Even with all of the Warriors' big shots down the stretch -- including a 3-pointer by Green -- Golden State had an unlikely hero, as Kevon Looney tipped in the winner on his own offensive rebound as the final buzzer sounded in the second overtime after missing moments before.
"The first one, I rushed it really quickly, and I just realized nobody was panicking or celebrating," Looney said about missing his first attempt. "I knew I had time to go back up."
Looney had a career-high 20 rebounds (10 offensive) to go with 14 points and five assists.
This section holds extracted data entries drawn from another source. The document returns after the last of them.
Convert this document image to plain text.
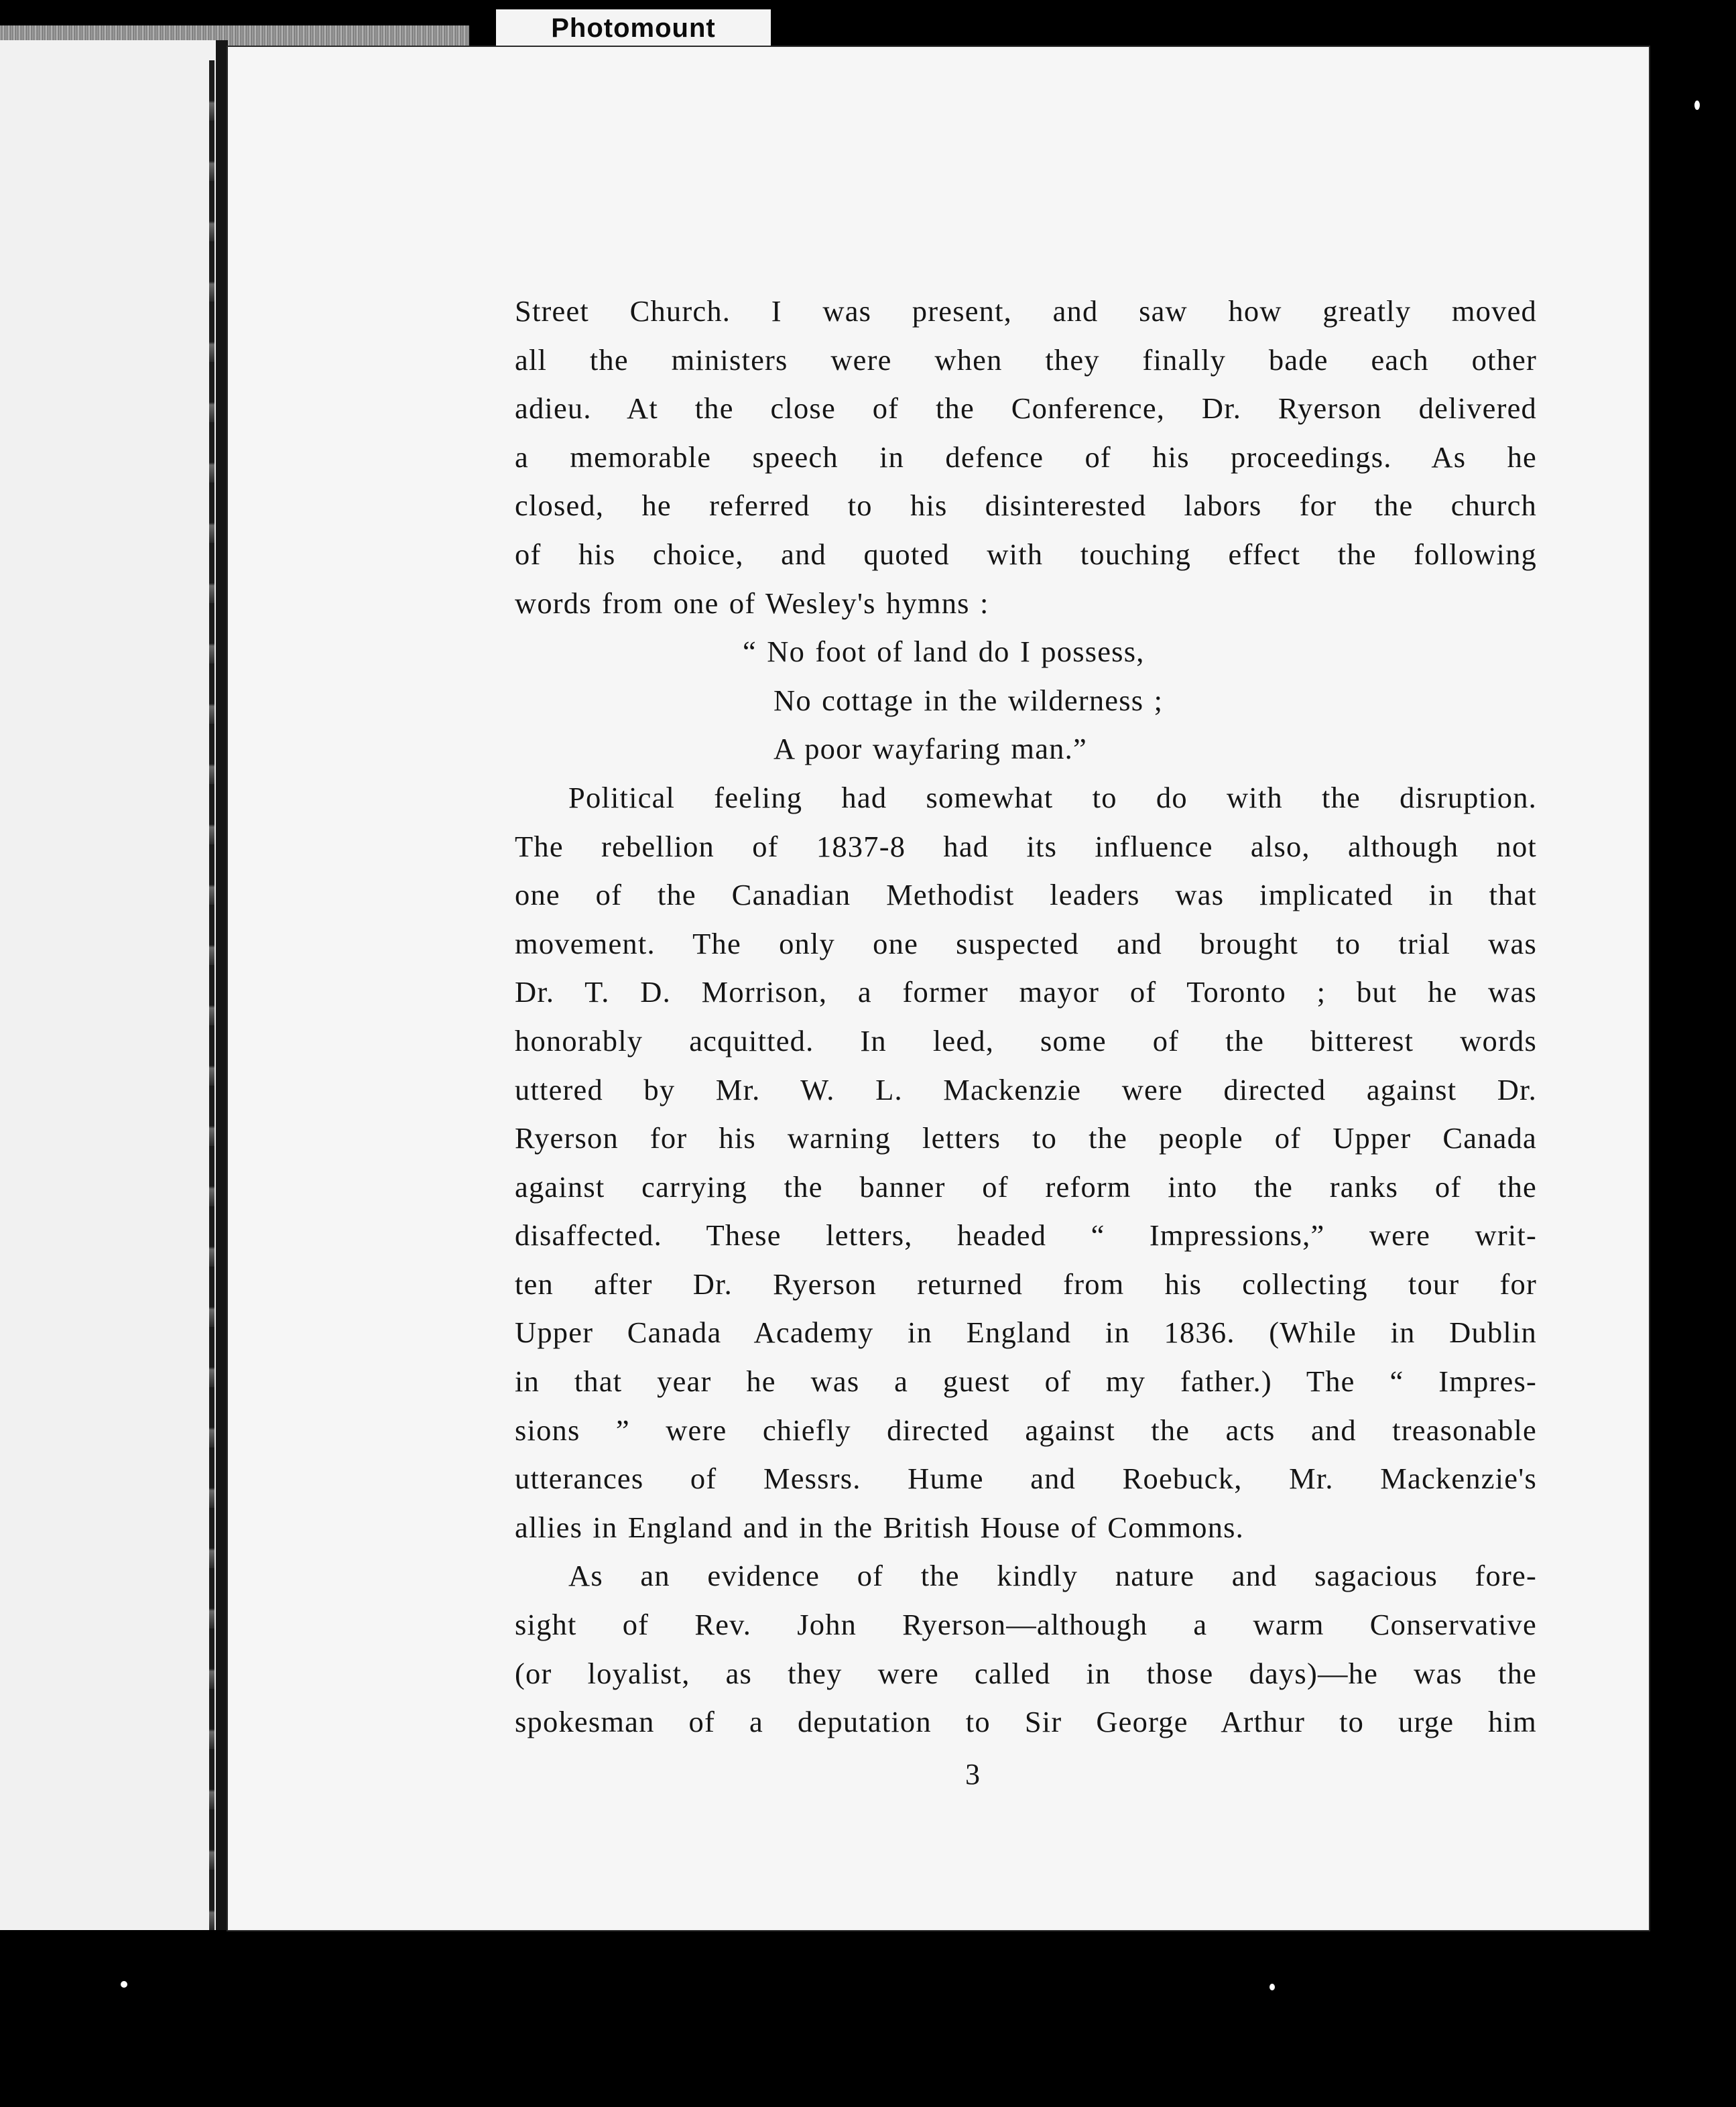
Photomount
Street Church. I was present, and saw how greatly moved
all the ministers were when they finally bade each other
adieu. At the close of the Conference, Dr. Ryerson delivered
a memorable speech in defence of his proceedings. As he
closed, he referred to his disinterested labors for the church
of his choice, and quoted with touching effect the following
words from one of Wesley's hymns :
“ No foot of land do I possess,
No cottage in the wilderness ;
A poor wayfaring man.”
Political feeling had somewhat to do with the disruption.
The rebellion of 1837-8 had its influence also, although not
one of the Canadian Methodist leaders was implicated in that
movement. The only one suspected and brought to trial was
Dr. T. D. Morrison, a former mayor of Toronto ; but he was
honorably acquitted. In leed, some of the bitterest words
uttered by Mr. W. L. Mackenzie were directed against Dr.
Ryerson for his warning letters to the people of Upper Canada
against carrying the banner of reform into the ranks of the
disaffected. These letters, headed “ Impressions,” were writ-
ten after Dr. Ryerson returned from his collecting tour for
Upper Canada Academy in England in 1836. (While in Dublin
in that year he was a guest of my father.) The “ Impres-
sions ” were chiefly directed against the acts and treasonable
utterances of Messrs. Hume and Roebuck, Mr. Mackenzie's
allies in England and in the British House of Commons.
As an evidence of the kindly nature and sagacious fore-
sight of Rev. John Ryerson—although a warm Conservative
(or loyalist, as they were called in those days)—he was the
spokesman of a deputation to Sir George Arthur to urge him
3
"Everybody dreams about getting a game winner, so whenever you have a chance ... it's a great moment," Looney said. "Especially in a double-overtime game where everybody was exhausted."
Thanks to Looney, the undermanned defending NBA champions ran their season-best winning streak to five games. They also have posted six straight victories at home.
The Warriors had four players log at least 44 minutes Monday. Thompson played a game-high and season-high 46 minutes.
"My tank is on E," Thompson said afterward during his on-court interview with NBC Sports Bay Area. "Thank god for Kevon Looney, man."
Earlier this season, Thompson was on a tight minutes restriction after not being cleared to participate in live-action portions of training camp and sitting out of the preseason games. He still hasn't been cleared to play in both sides of back-to-back games.
"I would not have been able to do this a few months ago, so this is a huge milestone for me," Thompson said. "It's a big confidence booster, individually. We're almost nearing the halfway point. It feels great to feel like I'm getting better with every game. I know I'll be more consistent as the season goes on ... after 30 games under my belt, I'm feeling wonderful."